4. Creating a Source Distribution

Python 2.7.10

4. Creating a Source Distribution

As shown in section A Simple Example, you use the sdist command to create a source distribution. In the simplest case,

python setup.py sdist

(assuming you haven’t specified any sdist options in the setup script or config file), sdist creates the archive of the default format for the current platform. The default format is a gzip’ed tar file (.tar.gz) on Unix, and ZIP file on Windows.

You can specify as many formats as you like using the --formats option, for example:

python setup.py sdist --formats=gztar,zip

to create a gzipped tarball and a zip file.

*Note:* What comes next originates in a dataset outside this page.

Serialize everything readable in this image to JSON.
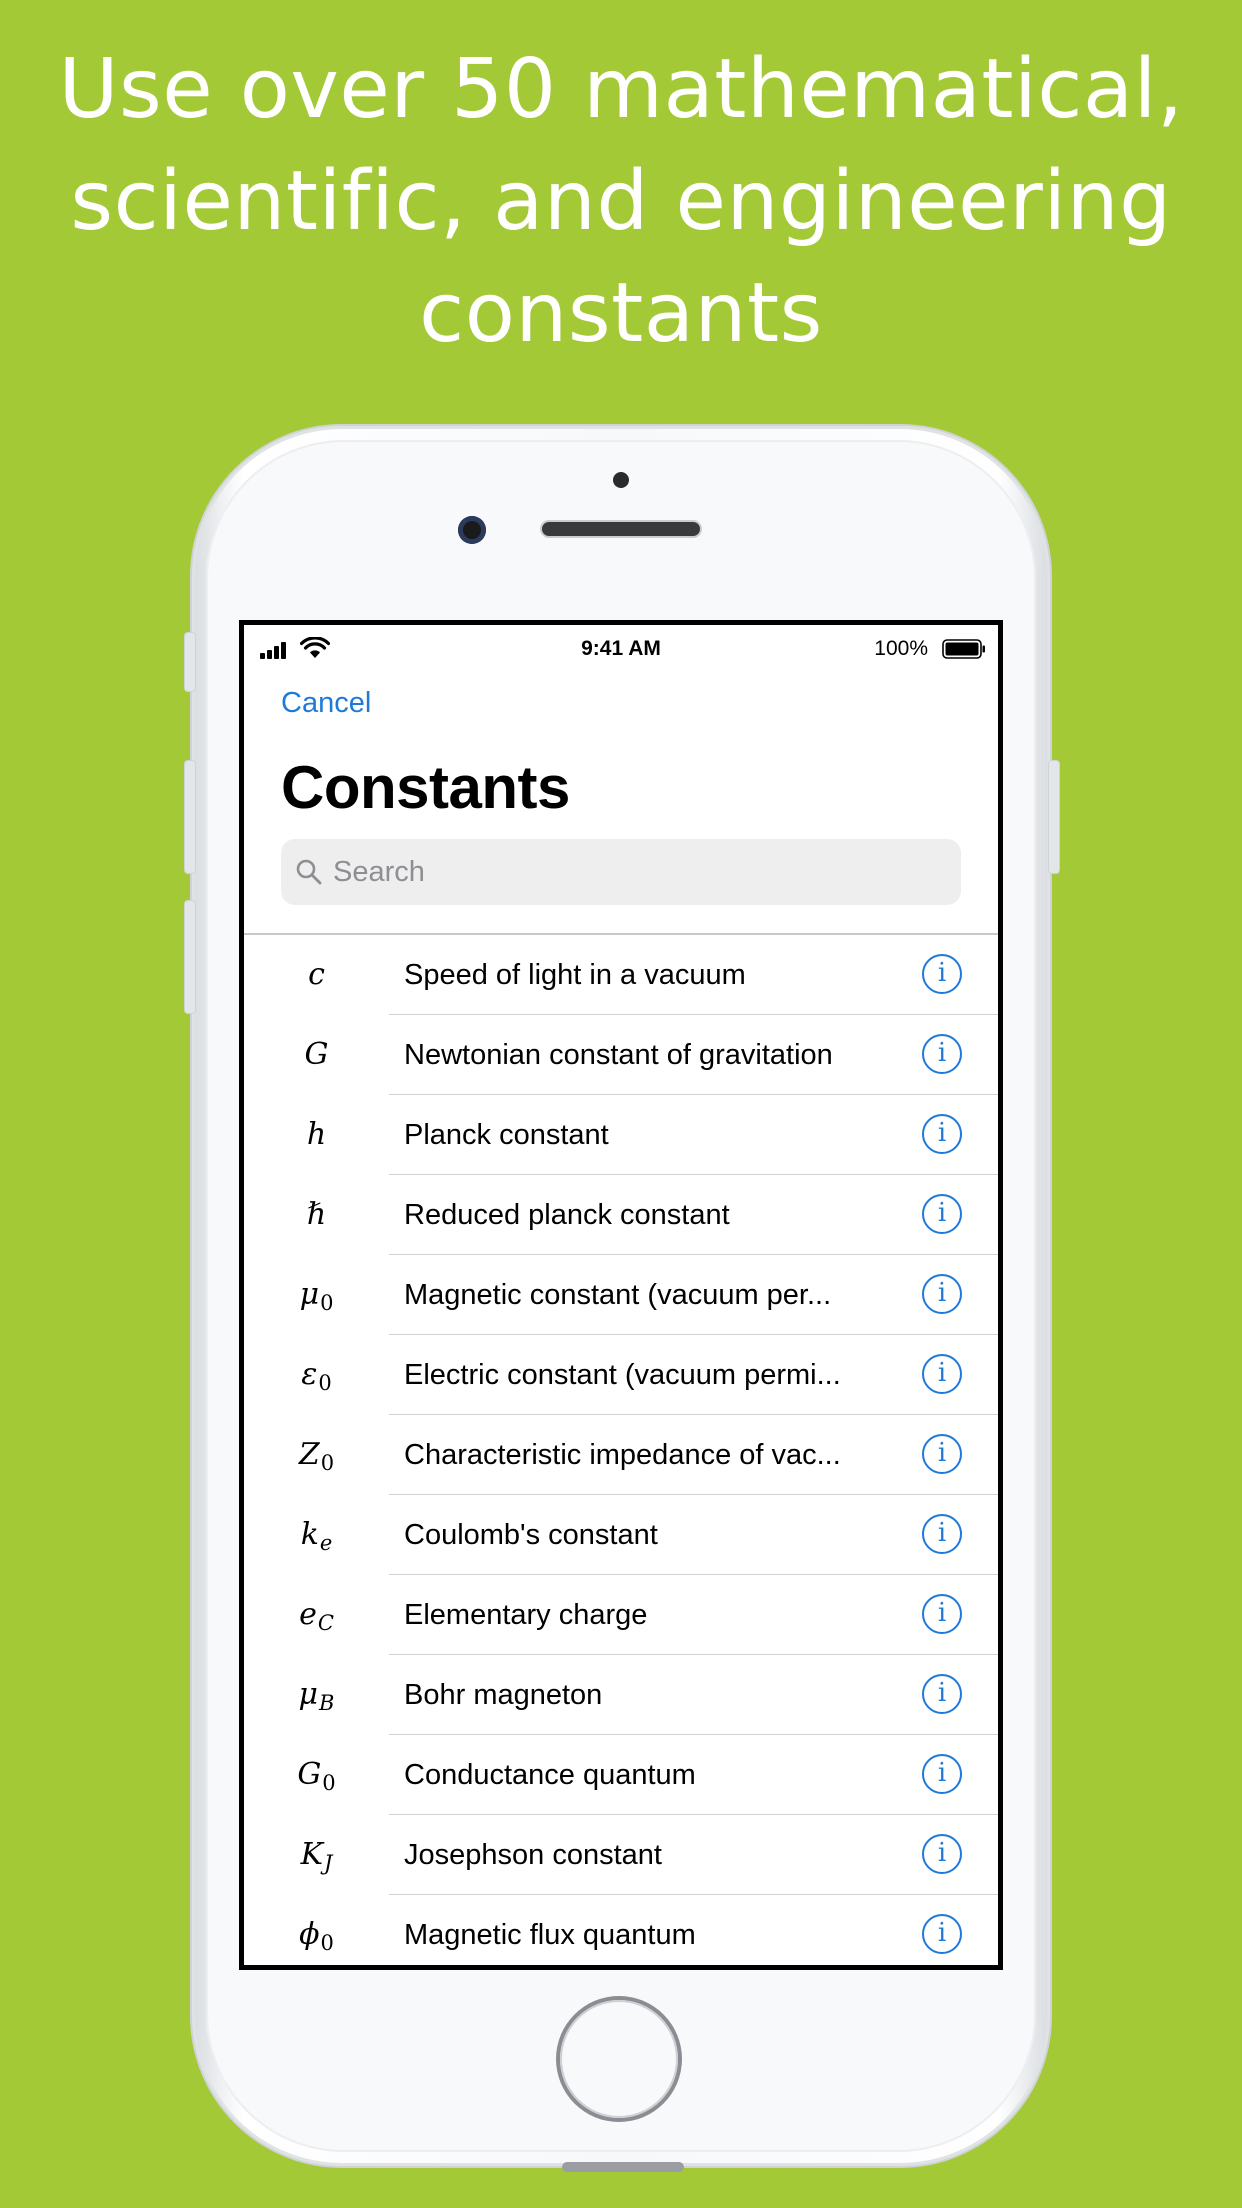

The available formats are:

Format Description Notes
zip zip file (.zip) (1),(3)
gztar gzip’ed tar file (.tar.gz) (2)
bztar bzip2’ed tar file (.tar.bz2)  
ztar compressed tar file (.tar.Z) (4)
tar tar file (.tar)  

Notes:

  1. default on Windows
  2. default on Unix
  3. requires either external zip utility or zipfile module (part of the standard Python library since Python 1.6)
  4. requires the compress program.

When using any tar format (gztar, bztar, ztar or tar) under Unix, you can specify the owner and group names that will be set for each member of the archive.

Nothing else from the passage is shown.